Airway Heights residents warned not to drink city water

AIRWAY HEIGHTS, Wash. – Airway Heights water customers are being advised not to drink the city’s water or use it for cooking due to ground water contamination.

On Tuesday, Airway Heights and Fairchild Airforce Base said preliminary groundwater sampling results for two water wells indicate high levels of two different acids (PFOS and PFOA). The acids are classified by the EPA as emerging contaminants and are present in common household items and heat and fire resistant products, including aqueous film forming foam formulations that were used by the Air Force in fire trucks from 1970-2016 including those at Fairchild AFB. The air force is validating the findings and they expect to provide final results to the city within two to three weeks.

City leaders said bottled water will be given out behind the Yokes at 12825 W. 17th. Officials ask that you bring a driver's license or a piece of mail to verify your address.

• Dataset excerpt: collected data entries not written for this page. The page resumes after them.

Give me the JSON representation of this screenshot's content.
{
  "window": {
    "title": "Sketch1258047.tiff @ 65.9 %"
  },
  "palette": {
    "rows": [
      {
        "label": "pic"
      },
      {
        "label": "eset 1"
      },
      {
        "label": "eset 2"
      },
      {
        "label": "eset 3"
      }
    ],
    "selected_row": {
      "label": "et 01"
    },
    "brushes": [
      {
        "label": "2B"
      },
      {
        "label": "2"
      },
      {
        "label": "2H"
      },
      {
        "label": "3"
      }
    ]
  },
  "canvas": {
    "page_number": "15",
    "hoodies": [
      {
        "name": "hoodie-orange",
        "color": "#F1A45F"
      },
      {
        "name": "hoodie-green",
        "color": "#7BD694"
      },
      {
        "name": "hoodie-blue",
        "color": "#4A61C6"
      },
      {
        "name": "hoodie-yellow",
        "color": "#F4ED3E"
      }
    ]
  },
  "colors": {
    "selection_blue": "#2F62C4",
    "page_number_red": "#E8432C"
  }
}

Officials said tap water is safe for activities where water will not be ingested such as bathing, doing laundry and washing dishes. Residents and businesses in Airway Heights that are east of Hayford Road are not affected because their utility service is through Spokane. Authorities said reverse osmosis and carbon filters have been shown to be effective in reducing or removing the two acids from drinking water.

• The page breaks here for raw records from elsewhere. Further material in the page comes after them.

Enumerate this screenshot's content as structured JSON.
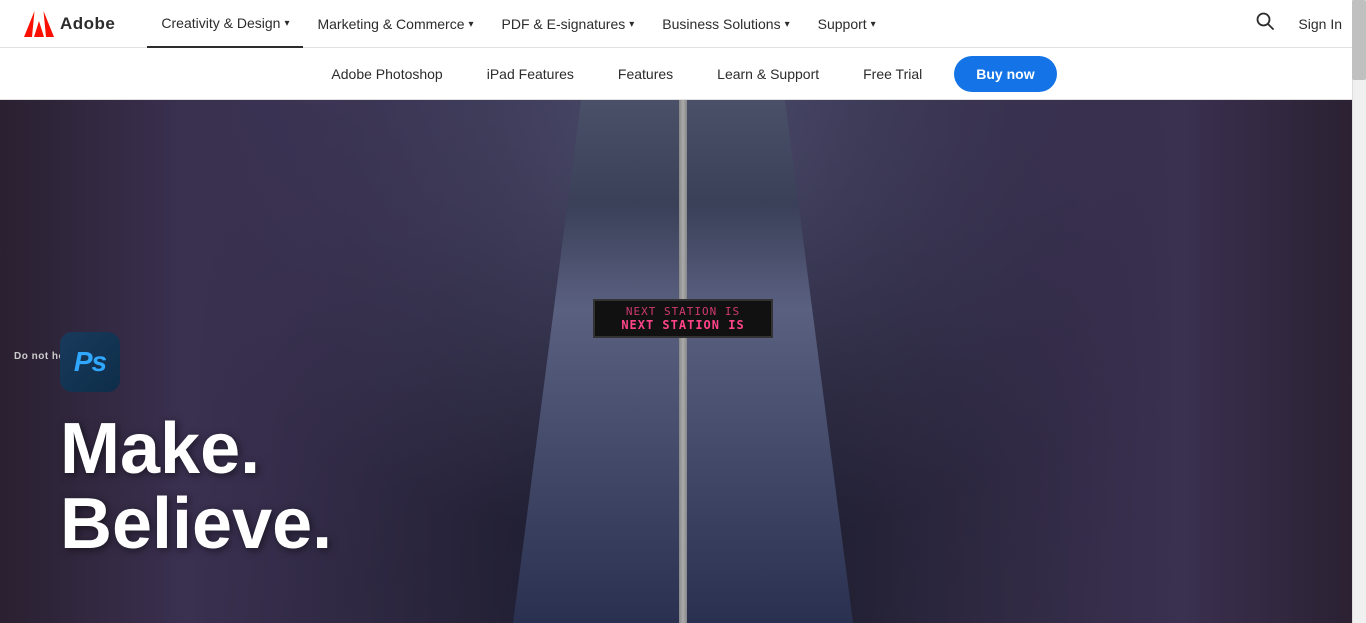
{
  "brand": {
    "logo_text": "Adobe",
    "logo_aria": "Adobe logo"
  },
  "top_nav": {
    "items": [
      {
        "id": "creativity",
        "label": "Creativity & Design",
        "has_chevron": true,
        "active": true
      },
      {
        "id": "marketing",
        "label": "Marketing & Commerce",
        "has_chevron": true,
        "active": false
      },
      {
        "id": "pdf",
        "label": "PDF & E-signatures",
        "has_chevron": true,
        "active": false
      },
      {
        "id": "business",
        "label": "Business Solutions",
        "has_chevron": true,
        "active": false
      },
      {
        "id": "support",
        "label": "Support",
        "has_chevron": true,
        "active": false
      }
    ],
    "search_aria": "Search",
    "sign_in_label": "Sign In"
  },
  "secondary_nav": {
    "items": [
      {
        "id": "photoshop",
        "label": "Adobe Photoshop"
      },
      {
        "id": "ipad",
        "label": "iPad Features"
      },
      {
        "id": "features",
        "label": "Features"
      },
      {
        "id": "learn",
        "label": "Learn & Support"
      },
      {
        "id": "trial",
        "label": "Free Trial"
      }
    ],
    "cta_label": "Buy now"
  },
  "hero": {
    "ps_icon_text": "Ps",
    "headline_line1": "Make.",
    "headline_line2": "Believe.",
    "led_line1": "NEXT STATION IS",
    "led_line2": "NEXT STATION IS",
    "do_not_sign": "Do not hold doors"
  }
}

City leaders said they will be taking steps to remove the contaminants from the water. They will cease operations of the affected wells and will use the city’s water system inter-tie connection with the City of Spokane. City leaders have also initiated a flushing routine to remove water with higher concentrations from the system. They hope to reduce the levels of the contaminants from the city’s water system to safe levels within the next three to four days.

Officials said long term projects to reduce levels in the city’s water system may include the installation of water treatment filtration systems on each well with elevated levels, and seeking alternative sources of water such as additional water from Spokane.